Sunday, September 07, 2003
I can't believe how sore I am this morning.
It was a beautiful day yesterday, so I decided to try and get some of that exercise stuff I've been talking about in. I can't really afford gym membership, so I just put on a t-shirt and some shorts, headed out to the river, and started running.
(Well, okay, I set the VCR to tape the ballgame first. Didn't want to waste the nice day, but didn't want to miss that, either)
I never was big on running. It always seemed to be something to do mainly when you're late, and isn't it better just to be on time? Besides, I don't mind walking to get from place to place, but just running in a big circle doesn't seem like a very productive use of one's time. So, I figured I'd run to the Cambridgeside Galleria, buy a Walkman or something, and listen to it while I ran back, just to give myself a goal.
Anyway, I got myself across the bridge to the Cambridge side of the river (it just feels a little safer than running along Storrow Drive). There were a bunch of other joggers already out, and I noticed a lot of the women had the sleeves of their t-shirts rolled up. I'm not sure what that's supposed to do, but I did it anyway, since the urge to not look like a dork transcends sex.
Soon enough, though, I found reason to resent these huge hooters Michelle saddled me with. Well, I guess, they're not huge, just larger than average, but even with a bra on these suckers bounce when I run. At first it's no big deal, and I sort of enjoyed having people stare at me. I've got no particular reason to be proud or boastful about this body, I know - Michelle's parents contributed good DNA and she kept it in shape before dropping me in it; I've basically contributed nothing aside from occasionally walking to someplace less than a mile away - but, hey, I was an only child and like being the center of attention. Yeah, that's it.
But after half a mile or so, they started to ache. They weren't the only parts feeling the burn - even if Michelle had had a regular fitness regimin, I haven't been doing much to keep to it for the last month and a half - but they were the most insistent. Each step seemed to be trying to yank them off, and that hurts. I also only had one bottle of water stowed in the fanny pack I found in Michelle's bottom drawer, so I swear that last mile to the mall must have taken over half an hour.

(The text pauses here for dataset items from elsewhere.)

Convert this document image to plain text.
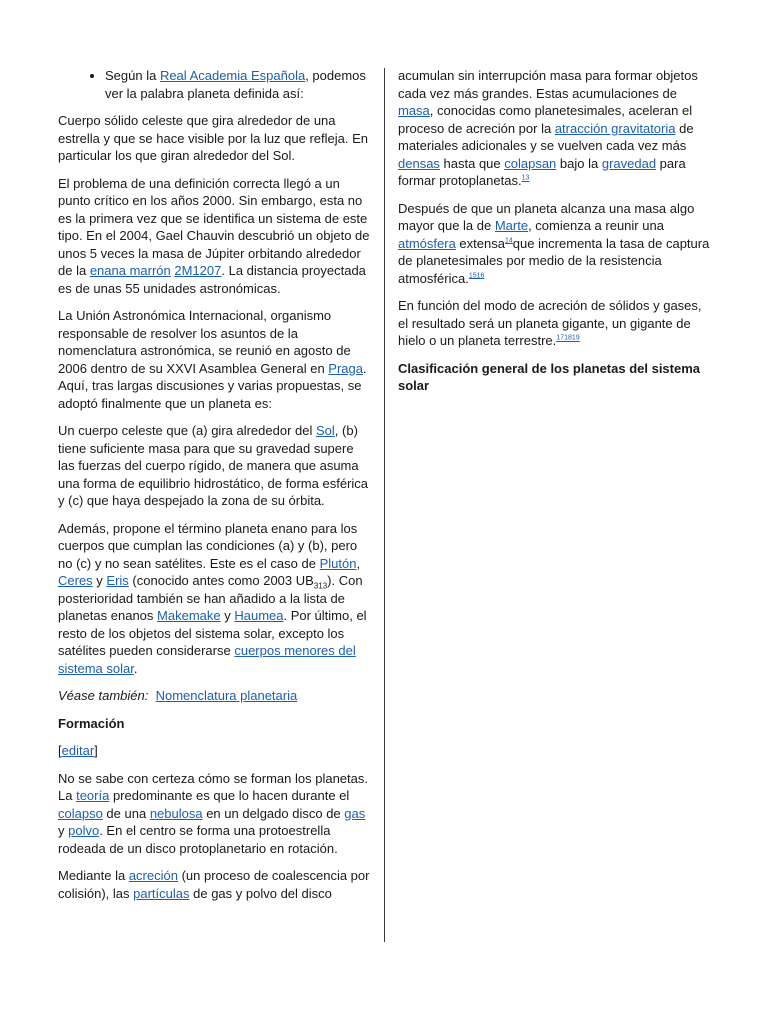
• Según la Real Academia Española, podemos ver la palabra planeta definida así:

Cuerpo sólido celeste que gira alrededor de una estrella y que se hace visible por la luz que refleja. En particular los que giran alrededor del Sol.

El problema de una definición correcta llegó a un punto crítico en los años 2000. Sin embargo, esta no es la primera vez que se identifica un sistema de este tipo. En el 2004, Gael Chauvin descubrió un objeto de unos 5 veces la masa de Júpiter orbitando alrededor de la enana marrón 2M1207. La distancia proyectada es de unas 55 unidades astronómicas.

La Unión Astronómica Internacional, organismo responsable de resolver los asuntos de la nomenclatura astronómica, se reunió en agosto de 2006 dentro de su XXVI Asamblea General en Praga. Aquí, tras largas discusiones y varias propuestas, se adoptó finalmente que un planeta es:

Un cuerpo celeste que (a) gira alrededor del Sol, (b) tiene suficiente masa para que su gravedad supere las fuerzas del cuerpo rígido, de manera que asuma una forma de equilibrio hidrostático, de forma esférica y (c) que haya despejado la zona de su órbita.

Además, propone el término planeta enano para los cuerpos que cumplan las condiciones (a) y (b), pero no (c) y no sean satélites. Este es el caso de Plutón, Ceres y Eris (conocido antes como 2003 $UB_{313}$). Con posterioridad también se han añadido a la lista de planetas enanos Makemake y Haumea. Por último, el resto de los objetos del sistema solar, excepto los satélites pueden considerarse cuerpos menores del sistema solar.

Véase también: Nomenclatura planetaria

Formación

[editar]

No se sabe con certeza cómo se forman los planetas. La teoría predominante es que lo hacen durante el colapso de una nebulosa en un delgado disco de gas y polvo. En el centro se forma una protoestrella rodeada de un disco protoplanetario en rotación.

Mediante la acreción (un proceso de coalescencia por colisión), las partículas de gas y polvo del disco

acumulan sin interrupción masa para formar objetos cada vez más grandes. Estas acumulaciones de masa, conocidas como planetesimales, aceleran el proceso de acreción por la atracción gravitatoria de materiales adicionales y se vuelven cada vez más densas hasta que colapsan bajo la gravedad para formar protoplanetas.$^{13}$

Después de que un planeta alcanza una masa algo mayor que la de Marte, comienza a reunir una atmósfera extensa$^{14}$que incrementa la tasa de captura de planetesimales por medio de la resistencia atmosférica.$^{1516}$

En función del modo de acreción de sólidos y gases, el resultado será un planeta gigante, un gigante de hielo o un planeta terrestre.$^{171819}$

Clasificación general de los planetas del sistema solar
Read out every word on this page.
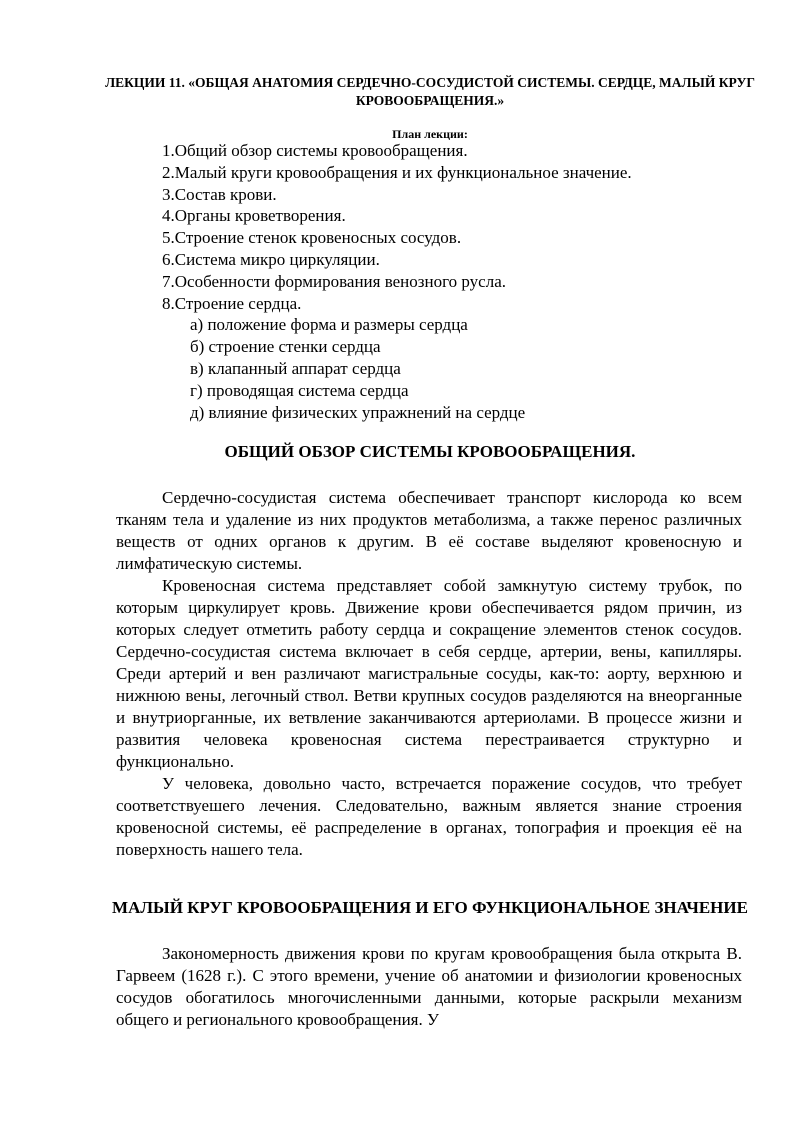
ЛЕКЦИИ 11. «ОБЩАЯ АНАТОМИЯ СЕРДЕЧНО-СОСУДИСТОЙ СИСТЕМЫ. СЕРДЦЕ, МАЛЫЙ КРУГ КРОВООБРАЩЕНИЯ.»
План лекции:
1.Общий обзор системы кровообращения.
2.Малый круги кровообращения и их функциональное значение.
3.Состав крови.
4.Органы кроветворения.
5.Строение стенок кровеносных сосудов.
6.Система микро циркуляции.
7.Особенности формирования венозного русла.
8.Строение сердца.
а) положение форма и размеры сердца
б) строение стенки сердца
в) клапанный аппарат сердца
г) проводящая система сердца
д) влияние физических упражнений на сердце
ОБЩИЙ ОБЗОР СИСТЕМЫ КРОВООБРАЩЕНИЯ.

Сердечно-сосудистая система обеспечивает транспорт кислорода ко всем тканям тела и удаление из них продуктов метаболизма, а также перенос различных веществ от одних органов к другим. В её составе выделяют кровеносную и лимфатическую системы.

Кровеносная система представляет собой замкнутую систему трубок, по которым циркулирует кровь. Движение крови обеспечивается рядом причин, из которых следует отметить работу сердца и сокращение элементов стенок сосудов. Сердечно-сосудистая система включает в себя сердце, артерии, вены, капилляры. Среди артерий и вен различают магистральные сосуды, как-то: аорту, верхнюю и нижнюю вены, легочный ствол. Ветви крупных сосудов разделяются на внеорганные и внутриорганные, их ветвление заканчиваются артериолами. В процессе жизни и развития человека кровеносная система перестраивается структурно и функционально.

У человека, довольно часто, встречается поражение сосудов, что требует соответствуешего лечения. Следовательно, важным является знание строения кровеносной системы, её распределение в органах, топография и проекция её на поверхность нашего тела.

МАЛЫЙ КРУГ КРОВООБРАЩЕНИЯ И ЕГО ФУНКЦИОНАЛЬНОЕ ЗНАЧЕНИЕ

Закономерность движения крови по кругам кровообращения была открыта В. Гарвеем (1628 г.). С этого времени, учение об анатомии и физиологии кровеносных сосудов обогатилось многочисленными данными, которые раскрыли механизм общего и регионального кровообращения. У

Once there, I made myself promise not to even look in Best Buy or Circuit City, but headed straight for the sports bras. It was tough finding a couple in my size - either busty women just don't work out much, or they were work out a lot and the stores were sold out. I think the saleslady took unfair advantage of the blood that had left my brain, since she also managed to sell me a couple headbands and some running shorts, as well as (I'm looking at the receipt now) two $2.50 bottles of water.
I window-shopped a little, especially in Suncoast, where I wished my DVD player wasn't on the other side of the country, and then figured I might as well head back. I did pop into the ladies' room to change my underwear, though. I suppose I could have been a wuss and just hopped on the T, but I figured if I ran home as well, I could stop at Herrell's for some ice cream without the day having completely been a zero-sum game.
The new running shorts were weird, barely covering my butt, but looking down, they made my legs look powerful, even if they didn't necessarily feel that way. After about a mile I pulled off my tee-shirt and stuffed it in the bag with the new stuff. It felt kind of weird to just be running down the street in a bra, even if it didn't actually bare any actual cleavage. I've gotten so used to having two layers of clothing there that I felt a little exposed, although I imagine not as much as a born woman would. The lack of jiggle was very nice, though.
I hit the wall just before the bridge back to my neighborhood in Allston, though, and just couldn't run any more. I sat down on the grass by the riverbank and watched the people rowing and sailing. Rowing's fun - I took a class a couple summers ago - and it actually becomes a good spectator sport when you've got enough boats on the river and are too tired to worry about how you're finding these shirtless college guys aesthetically pleasing...
I must have drifted off, because the next thing I remember it was starting to cool down and my bare midriff had turned a light pink. I winced as I got up, sore from not cooling down properly (I knew I should have paid more attention in P.E.), slightly sunburned, and all. I managed to get back to the apartment, but didn't go out for ice cream. Instead, I just rewound the tape and watched the Red Sox pound the living hell out of Roger Clemens.
I felt good enough, if exhausted, when I went to bed, but now it's like every ache regrouped and came back better than ever. I've got to say, if this whole body-switch deal plays out so that my body has gained fifty pounds with Michelle in it, I'm going to be very upset.